As noted, of critical importance to our analysis of the materiality of any discrepancies is the manner by which the report was prepared. Monteverde, one of the officers who interviewed Pierce within hours of the robbery, testified at the federal evidentiary hearing that the report was prepared by his partner, Stewart, who died during the year prior to the hearing; that he had no independent recollection of the events reflected in the report; but that "[t]he normal procedure is to interview the victim or witness, ... write down the key points and then very soon thereafter relocate to an area where you can reflect and write the report, the narrative".13 Monteverde testified that the report is supposed to accurately reflect the victim's statements to the officers. He testified further, however, that it is not a verbatim transcription of the victim's statements.14


The first discrepancy between the report and Pierce's testimony involves the assailants' approach. The report states (Pierce is reported as having said) that two men came from behind Pierce and a third from behind the pumping station. Pierce testified that he saw one man cut across a field on his left, another came from behind the pumping station, and another came from behind him with a knife.15 But, the report contains, in addition to the narrative in which Pierce's description of the assailants' approach is reported, a description of the facial features of two of them. If Pierce had not seen their faces, he could not have described their facial features in the manner reflected in the report.16 In addition, it contains a section entitled "Suspects Actions Before Offense", in which boxes are checked, for both "wanted subject" no. 1 and no. 2, for "loiters in area", "walks up to victim", "approaches from behind", and "follows victim on foot".


The other discrepancies found to be material by the district court concern the identity of the perpetrator who struck Pierce in the face, pushed him down, and took his money. The report, quoted supra, states that "the first unk NM, with knife struck L. Pierce in face and struggle [e]nsued"; that Pierce was forced to the ground by "NM # 1", who jabbed Pierce in the lower back and buttock, telling him to stay on the ground and give up the money; and that "Wanted Subject # 1" then "went into" Pierce's back pocket, removing his wallet, and taking a $5.00 bill. At trial, Pierce testified that the perpetrator later identified as Wilson came up to him and tried to go through his pockets; that he hit Wilson and broke free, but then Wilson hit him, knocking his glasses off; that Wilson grabbed him from behind and wrestled him to the ground; that the "guy" with the knife placed the knife in his side; and then "they" went through his pockets and took his money.


The district court interpreted the report as using the terms "first unk NM", "NM # 1", and "Wanted Subject # 1" to refer to the same individual--an assailant other than Wilson. It therefore concluded that, according to the report, an assailant other than Wilson struck Pierce, wrestled him to the ground, and took his money--a version that differed materially from Pierce's trial testimony that Wilson struck him and knocked his glasses off, grabbed him from behind and wrestled him to the ground, and that "they" took his money.
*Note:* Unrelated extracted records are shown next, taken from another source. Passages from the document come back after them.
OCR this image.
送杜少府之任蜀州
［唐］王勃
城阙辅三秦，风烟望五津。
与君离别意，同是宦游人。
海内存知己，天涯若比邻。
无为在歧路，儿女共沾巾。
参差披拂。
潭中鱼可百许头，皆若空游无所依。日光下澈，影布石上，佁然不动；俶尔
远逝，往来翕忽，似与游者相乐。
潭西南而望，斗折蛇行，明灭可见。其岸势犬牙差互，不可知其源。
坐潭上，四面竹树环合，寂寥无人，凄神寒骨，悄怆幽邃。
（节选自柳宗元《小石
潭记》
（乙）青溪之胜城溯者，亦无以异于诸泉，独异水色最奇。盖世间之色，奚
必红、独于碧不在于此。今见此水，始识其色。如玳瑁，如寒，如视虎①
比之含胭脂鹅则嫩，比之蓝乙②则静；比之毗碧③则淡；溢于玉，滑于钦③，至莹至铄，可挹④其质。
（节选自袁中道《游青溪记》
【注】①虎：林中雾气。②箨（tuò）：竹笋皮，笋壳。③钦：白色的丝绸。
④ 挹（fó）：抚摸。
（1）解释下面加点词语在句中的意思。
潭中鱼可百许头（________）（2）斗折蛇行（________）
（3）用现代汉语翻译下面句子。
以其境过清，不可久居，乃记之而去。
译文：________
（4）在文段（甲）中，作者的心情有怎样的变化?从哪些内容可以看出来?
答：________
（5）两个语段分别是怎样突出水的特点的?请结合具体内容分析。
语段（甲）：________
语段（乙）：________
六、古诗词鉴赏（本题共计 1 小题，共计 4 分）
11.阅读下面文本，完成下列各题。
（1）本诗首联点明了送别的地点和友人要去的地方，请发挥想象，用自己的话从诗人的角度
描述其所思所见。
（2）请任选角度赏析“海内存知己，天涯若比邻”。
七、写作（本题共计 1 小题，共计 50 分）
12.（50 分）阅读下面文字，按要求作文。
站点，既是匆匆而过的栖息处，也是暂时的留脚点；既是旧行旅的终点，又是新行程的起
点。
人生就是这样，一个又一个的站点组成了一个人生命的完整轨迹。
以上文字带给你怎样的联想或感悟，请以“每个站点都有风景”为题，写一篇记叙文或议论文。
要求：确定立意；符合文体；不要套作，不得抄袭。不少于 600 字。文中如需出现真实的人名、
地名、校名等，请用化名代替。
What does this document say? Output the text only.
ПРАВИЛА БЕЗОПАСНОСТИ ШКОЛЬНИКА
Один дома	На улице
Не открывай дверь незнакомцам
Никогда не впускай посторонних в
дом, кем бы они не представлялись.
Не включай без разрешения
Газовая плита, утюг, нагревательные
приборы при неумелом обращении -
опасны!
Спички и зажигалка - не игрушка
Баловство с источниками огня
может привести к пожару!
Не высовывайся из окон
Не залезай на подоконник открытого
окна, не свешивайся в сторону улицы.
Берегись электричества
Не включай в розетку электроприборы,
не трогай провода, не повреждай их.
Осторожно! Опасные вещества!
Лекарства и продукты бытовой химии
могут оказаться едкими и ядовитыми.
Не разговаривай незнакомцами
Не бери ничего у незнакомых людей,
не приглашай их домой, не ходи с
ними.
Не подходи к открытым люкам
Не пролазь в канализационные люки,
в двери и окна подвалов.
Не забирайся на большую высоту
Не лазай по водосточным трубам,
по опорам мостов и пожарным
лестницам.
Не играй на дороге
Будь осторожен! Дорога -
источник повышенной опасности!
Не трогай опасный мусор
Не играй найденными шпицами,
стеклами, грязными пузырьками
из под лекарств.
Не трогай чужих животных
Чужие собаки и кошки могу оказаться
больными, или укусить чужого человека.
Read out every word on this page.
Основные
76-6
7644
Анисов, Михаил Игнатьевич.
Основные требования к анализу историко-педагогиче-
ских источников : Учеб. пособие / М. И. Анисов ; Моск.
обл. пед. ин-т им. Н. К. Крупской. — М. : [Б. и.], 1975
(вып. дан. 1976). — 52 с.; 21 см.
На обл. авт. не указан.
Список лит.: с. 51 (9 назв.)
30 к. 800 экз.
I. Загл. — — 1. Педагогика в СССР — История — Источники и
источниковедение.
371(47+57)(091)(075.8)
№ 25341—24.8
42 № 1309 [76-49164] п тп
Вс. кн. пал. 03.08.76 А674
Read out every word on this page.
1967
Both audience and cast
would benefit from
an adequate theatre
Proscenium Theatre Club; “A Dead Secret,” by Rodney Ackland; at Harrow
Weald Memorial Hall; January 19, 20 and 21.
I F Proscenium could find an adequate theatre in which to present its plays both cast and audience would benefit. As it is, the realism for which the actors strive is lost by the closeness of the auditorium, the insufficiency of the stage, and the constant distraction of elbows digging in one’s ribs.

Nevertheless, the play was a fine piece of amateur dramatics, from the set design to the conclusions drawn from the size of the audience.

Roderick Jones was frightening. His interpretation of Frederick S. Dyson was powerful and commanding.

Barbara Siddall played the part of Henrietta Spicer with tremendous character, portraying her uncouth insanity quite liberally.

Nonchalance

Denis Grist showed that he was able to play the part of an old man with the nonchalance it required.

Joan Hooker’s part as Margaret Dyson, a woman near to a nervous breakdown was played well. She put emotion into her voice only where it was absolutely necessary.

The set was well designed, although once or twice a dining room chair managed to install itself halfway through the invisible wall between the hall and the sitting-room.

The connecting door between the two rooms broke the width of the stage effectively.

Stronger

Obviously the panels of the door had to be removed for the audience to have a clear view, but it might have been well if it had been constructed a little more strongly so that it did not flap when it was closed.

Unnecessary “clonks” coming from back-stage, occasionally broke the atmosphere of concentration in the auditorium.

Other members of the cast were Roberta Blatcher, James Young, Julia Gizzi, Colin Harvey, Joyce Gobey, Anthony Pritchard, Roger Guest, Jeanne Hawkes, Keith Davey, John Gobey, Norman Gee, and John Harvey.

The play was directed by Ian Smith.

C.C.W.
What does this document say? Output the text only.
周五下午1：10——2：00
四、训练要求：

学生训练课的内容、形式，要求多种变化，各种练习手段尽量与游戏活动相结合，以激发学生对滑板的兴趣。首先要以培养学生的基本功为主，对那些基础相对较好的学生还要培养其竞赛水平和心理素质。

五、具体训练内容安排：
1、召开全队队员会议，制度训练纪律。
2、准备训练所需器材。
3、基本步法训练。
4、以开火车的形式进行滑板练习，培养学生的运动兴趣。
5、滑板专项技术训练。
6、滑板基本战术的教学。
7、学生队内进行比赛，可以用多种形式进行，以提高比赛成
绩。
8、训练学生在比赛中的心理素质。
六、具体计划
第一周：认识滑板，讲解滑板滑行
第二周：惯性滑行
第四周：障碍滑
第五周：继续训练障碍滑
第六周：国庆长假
The district court's interpretation of the cryptic labels used in the report to describe the perpetrators is certainly plausible. (One wonders why the author of the report used, in three consecutive sentences, three different terms ("first unk NM", "NM # 1", and "Wanted Subject # 1") to describe, apparently, the same individual.) In any event, considering the circumstances of the report's preparation, the fact that Pierce neither signed nor otherwise adopted the report, and the lack of any testimony about the report by either Pierce or its author, it is extremely difficult to evaluate the impact, if any, that disclosure of the report, and cross-examination of Pierce about the discrepancies between it and his testimony on direct examination, would have had on the outcome of the trial.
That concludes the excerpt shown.